I SAY THE WORD: Gutierrez’s work seemed like half a dance — it was Holzer’s show. |
Summer Stages Dance and the Institute of Contemporary Art's second "Co-Lab" production a week ago Wednesday was less like a team effort than a game with a stacked deck. Pairing superstar visual artist Jenny Holzer with offbeat New York choreographer Miguel Gutierrez may have seemed a great idea, but what happened on site was pretty much Holzer's show.
In a pre-performance talk with Summer Stages co-director Richard Colton, Holzer and Gutierrez were disarmingly frank about their unlikely partnership. They'd met for the first time when Holzer arrived in Boston two days before the performance, though they'd talked on the phone for some months. They seemed comfortable with each other, if not bosom buddies. Holzer supplied Gutierrez with an inspirational poem by her current textmaster, the Polish poet Wislawa Szymborska, which Colton got Gutierrez to read. Something about how there's no rehearsal for life, you just do the performance. You could see why he'd take it to heart. He said he made I Say the Word — title also supplied by Holzer — in two weeks. No doubt he could have used more time.
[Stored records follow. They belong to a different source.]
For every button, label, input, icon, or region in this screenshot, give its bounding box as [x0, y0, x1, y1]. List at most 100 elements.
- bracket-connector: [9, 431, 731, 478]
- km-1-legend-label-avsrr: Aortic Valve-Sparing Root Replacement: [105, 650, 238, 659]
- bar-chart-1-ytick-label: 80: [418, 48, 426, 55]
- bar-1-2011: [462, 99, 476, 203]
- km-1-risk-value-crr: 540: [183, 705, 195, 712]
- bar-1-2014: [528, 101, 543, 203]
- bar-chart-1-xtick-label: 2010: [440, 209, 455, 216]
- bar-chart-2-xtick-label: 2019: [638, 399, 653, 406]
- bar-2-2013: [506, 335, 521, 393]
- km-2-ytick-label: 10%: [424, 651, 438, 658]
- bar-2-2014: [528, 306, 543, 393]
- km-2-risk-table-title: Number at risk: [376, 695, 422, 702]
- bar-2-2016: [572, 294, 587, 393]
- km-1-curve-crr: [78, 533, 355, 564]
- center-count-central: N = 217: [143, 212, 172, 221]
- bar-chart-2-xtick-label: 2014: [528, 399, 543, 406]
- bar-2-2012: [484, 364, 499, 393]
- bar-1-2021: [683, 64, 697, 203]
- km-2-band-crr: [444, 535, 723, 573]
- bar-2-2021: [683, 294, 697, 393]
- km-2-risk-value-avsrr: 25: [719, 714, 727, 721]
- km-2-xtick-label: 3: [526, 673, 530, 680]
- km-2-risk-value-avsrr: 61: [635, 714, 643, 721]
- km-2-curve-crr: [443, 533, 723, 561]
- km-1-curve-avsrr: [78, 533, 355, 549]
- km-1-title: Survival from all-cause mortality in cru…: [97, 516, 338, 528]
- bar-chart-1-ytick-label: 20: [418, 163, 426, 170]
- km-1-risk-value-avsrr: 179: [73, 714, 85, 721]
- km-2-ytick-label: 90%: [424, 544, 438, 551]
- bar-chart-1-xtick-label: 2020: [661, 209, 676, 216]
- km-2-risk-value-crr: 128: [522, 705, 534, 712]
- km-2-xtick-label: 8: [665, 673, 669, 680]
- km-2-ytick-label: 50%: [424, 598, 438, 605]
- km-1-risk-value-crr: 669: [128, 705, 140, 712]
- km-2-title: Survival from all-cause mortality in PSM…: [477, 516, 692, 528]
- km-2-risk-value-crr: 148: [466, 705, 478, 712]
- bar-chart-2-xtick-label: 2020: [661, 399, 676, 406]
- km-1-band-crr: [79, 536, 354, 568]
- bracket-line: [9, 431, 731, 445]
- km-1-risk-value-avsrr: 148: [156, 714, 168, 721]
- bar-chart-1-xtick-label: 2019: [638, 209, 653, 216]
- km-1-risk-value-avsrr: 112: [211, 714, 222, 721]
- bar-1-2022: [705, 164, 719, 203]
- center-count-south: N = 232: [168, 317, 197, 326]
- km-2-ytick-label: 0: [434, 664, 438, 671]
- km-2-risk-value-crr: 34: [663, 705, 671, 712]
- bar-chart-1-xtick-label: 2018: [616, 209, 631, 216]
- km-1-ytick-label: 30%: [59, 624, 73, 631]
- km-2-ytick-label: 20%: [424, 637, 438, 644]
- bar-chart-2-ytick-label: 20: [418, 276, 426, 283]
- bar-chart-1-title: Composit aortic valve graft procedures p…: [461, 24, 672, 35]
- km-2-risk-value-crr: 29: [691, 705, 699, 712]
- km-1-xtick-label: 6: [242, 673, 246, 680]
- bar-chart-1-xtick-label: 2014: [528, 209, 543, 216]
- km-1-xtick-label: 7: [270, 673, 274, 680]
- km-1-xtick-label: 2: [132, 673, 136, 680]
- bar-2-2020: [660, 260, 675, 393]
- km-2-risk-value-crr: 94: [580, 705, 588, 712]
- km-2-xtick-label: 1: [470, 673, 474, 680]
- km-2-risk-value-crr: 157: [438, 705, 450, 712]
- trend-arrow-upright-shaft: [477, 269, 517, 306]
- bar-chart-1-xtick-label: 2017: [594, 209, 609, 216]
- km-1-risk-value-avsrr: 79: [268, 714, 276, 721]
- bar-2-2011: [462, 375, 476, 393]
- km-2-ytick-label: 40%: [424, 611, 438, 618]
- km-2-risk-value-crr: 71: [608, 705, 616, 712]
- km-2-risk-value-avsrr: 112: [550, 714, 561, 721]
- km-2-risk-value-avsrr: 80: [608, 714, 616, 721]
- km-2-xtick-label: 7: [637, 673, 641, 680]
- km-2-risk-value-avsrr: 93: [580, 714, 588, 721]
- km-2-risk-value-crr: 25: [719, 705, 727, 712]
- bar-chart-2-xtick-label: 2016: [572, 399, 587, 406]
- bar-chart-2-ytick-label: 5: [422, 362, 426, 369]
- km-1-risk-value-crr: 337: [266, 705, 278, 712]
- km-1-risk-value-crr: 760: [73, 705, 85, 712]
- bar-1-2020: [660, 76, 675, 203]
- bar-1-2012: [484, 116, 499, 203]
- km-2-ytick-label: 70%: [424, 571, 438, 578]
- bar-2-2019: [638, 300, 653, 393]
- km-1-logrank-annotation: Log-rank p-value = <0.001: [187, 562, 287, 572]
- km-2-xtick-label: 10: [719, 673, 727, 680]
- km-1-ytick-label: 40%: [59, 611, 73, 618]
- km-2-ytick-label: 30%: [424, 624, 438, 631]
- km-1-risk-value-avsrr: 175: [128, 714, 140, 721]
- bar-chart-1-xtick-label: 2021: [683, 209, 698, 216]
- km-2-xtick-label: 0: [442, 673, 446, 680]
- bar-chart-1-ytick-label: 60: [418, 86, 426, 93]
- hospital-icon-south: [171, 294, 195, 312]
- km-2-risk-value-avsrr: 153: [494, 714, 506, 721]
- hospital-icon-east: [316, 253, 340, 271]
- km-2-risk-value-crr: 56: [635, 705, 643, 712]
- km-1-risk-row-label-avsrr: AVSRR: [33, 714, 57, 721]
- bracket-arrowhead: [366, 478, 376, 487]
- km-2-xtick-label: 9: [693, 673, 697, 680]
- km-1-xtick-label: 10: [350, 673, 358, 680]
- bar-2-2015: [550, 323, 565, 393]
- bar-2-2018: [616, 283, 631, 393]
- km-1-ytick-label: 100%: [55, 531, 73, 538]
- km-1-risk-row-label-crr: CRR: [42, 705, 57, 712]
But the two artists had a lot in common. Both spoke about wanting their work to address the world's big questions. Holzer dispenses provocative quotations for passers-by to stumble upon and ponder. Gutierrez's dancers behave like ordinary people pretending they're not under stress. Both artists admitted to having taken plenty of wrong turns and detours in their own lives. And both offered practiced public personas: Holzer dry, plainspoken, unflappable, smart; Gutierrez smart, political, onto himself and joking about it.
I was thrilled to get the chance to see a work by Gutierrez, who's one of a burgeoning generation of new choreographers whom few presenters have the courage to bring to Boston. In the event, however, I felt I'd seen only about half a dance, and I still don't know what makes Gutierrez and the Powerful People tick.
He began I Say the Word standing in front of a microphone in a spotlight. "I was destined to fail," he announced. His whole torso from hips to sternum was shuddering as he continued to talk about making art and trying not to end up "frozen, forgotten, and famous."
He was joined by nine other dancers, who all clumped together and shuddered until they guffawed. They were dressed alike in gender-diffusing shorts, headbands, and tank tops with different slogans printed on them. The Globe's Thea Singer, who was sitting closer than I, reported that they all wore moustaches.
After a long series of slow, twisting floor rolls, with one man silently exhorting the crowd, they began to walk through the space. They seemed to be using some old '70s-style improvisation gambits, like "Walk until you meet another person, then change direction." Very simple, and interesting because of the dancers' different body types and their many lumpen ways of moving.